La administración decidió renunciar a muchos aliados de las instituciones, no solo a los grandes empresarios sino a organizaciones no gubernamentales que apoyaban con voz y trabajo conjunto, a parches barriales que no comieron cuento, a fundaciones que no aportan al fundador. La administración pública de la ciudad es un actor poderoso, fuerte en lo económico, fundamental para la supervivencia de muchos, con gran audiencia nacional en lo político, eso mismo hace muy difícil de creer que todo ese “botín” era manejado por unos pocos frente al silencio de todos. Subestimar a una gran parte de la ciudad es uno de los grandes pecados de quienes ahora llegaron a la política local. La ciudad ya existía, con sus horrores, sus injusticias y sus inequidades, pero existía, mal que bien había un diálogo y algunas rutas que habían dejado satisfacciones comunes. “Romperlo todo” es una pinturita muy peligrosa para quien tiene semejante poder. Es la segunda aturdidora, fuerte, viral, con la idea obvia de despejar para reinar.
III
Marchar es la única salida. Esa parece ser la consigna de miles de jóvenes en la ciudad, en el país. La única salida a la calle, el desfogue a la mano, la posibilidad de sentir que hay comunidad, que se puede exigir con una cuchara un perol, que no se necesita wifi para conectarse. No se trata de impuestos sino de imposiciones, de una violencia repetida y del cansancio de la vida en las laderas, del desasosiego que hemos visto en las películas cuesta arriba que han retratado la ciudad y que ahora tiene más conciencia común, más consignas, más posibilidades de gritarse. Casi ochenta mil jóvenes entre catorce y veinticuatro años que ni estudian ni trabajan. Seguro serán más con colegios y espacios comunitarios cerrados.
Los trabajadores de día a día, más de la mitad de quienes salen a buscar sus pesos en este país, siempre han cargado el riesgo del pequeño fracaso en la venta, en el encargo, en la promesa. Ahora, a la ciudad mermada se suman la amenaza del virus, el comparendo, el abuso. Y para pedir una ayuda oficial se necesita llenar un “formulario” sin receta. Otras ofertas vienen cargadas de trampas y compromisos. La gente se sube a las terrazas y los de abajo se preocupan. ¿Qué tanto piensa aquel allá arriba?

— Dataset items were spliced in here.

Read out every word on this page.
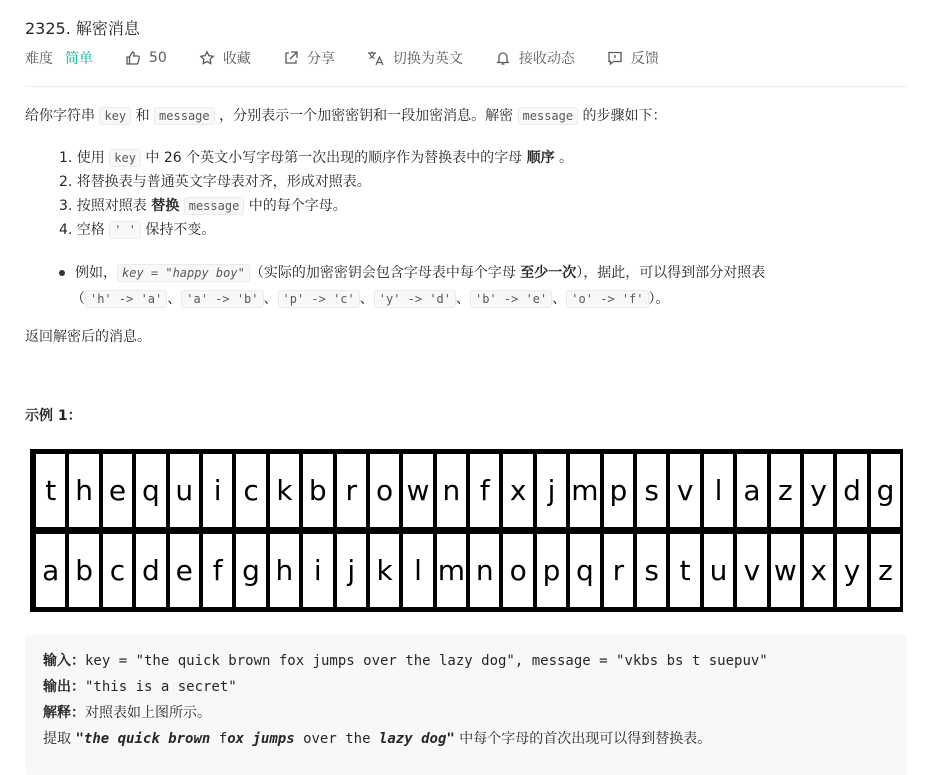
2325. 解密消息
难度 简单	50	收藏	分享	切换为英文	接收动态	反馈

给你字符串 key 和 message ，分别表示一个加密密钥和一段加密消息。解密 message 的步骤如下：

1. 使用 key 中 26 个英文小写字母第一次出现的顺序作为替换表中的字母 顺序 。
2. 将替换表与普通英文字母表对齐，形成对照表。
3. 按照对照表 替换 message 中的每个字母。
4. 空格 ' ' 保持不变。
例如， key = "happy boy" （实际的加密密钥会包含字母表中每个字母 至少一次），据此，可以得到部分对照表
（ 'h' -> 'a' 、 'a' -> 'b' 、 'p' -> 'c' 、 'y' -> 'd' 、 'b' -> 'e' 、 'o' -> 'f' ）。
返回解密后的消息。
示例 1：
t h e q u i c k b r o w n f x j m p s v l a z y d g
a b c d e f g h i j k l m n o p q r s t u v w x y z
输入：key = "the quick brown fox jumps over the lazy dog", message = "vkbs bs t suepuv"
输出："this is a secret"
解释：对照表如上图所示。
提取 "the quick brown fox jumps over the lazy dog" 中每个字母的首次出现可以得到替换表。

Las líneas de atención repican y las primeras planas hablan de una gresca entre un político y los cacaos. Una gresca menor frente a los problemas mayores.
El paro recoge muchas historias, entre ellas la violencia policial que ha azotado por años a los barrios, el desprecio que muchas veces han sentido los jóvenes por su manera de vestir, de andar, de fumar, de hablar… Una necesidad de hacerse a un lado y “vivir a la enemiga”. Muchas veces esos jóvenes solo pueden vivir juntos, solo logran reivindicar algo de lo que son cuando van en equipo, cuando son once en la cancha, cuando son un colectivo, cuando ensordecen con un grupo de garaje o encuentran una casa común, un parche sin patrón, que acoge sus preguntas. Es la tercera aturdidora, casera, hechiza, tan inevitable como necesaria.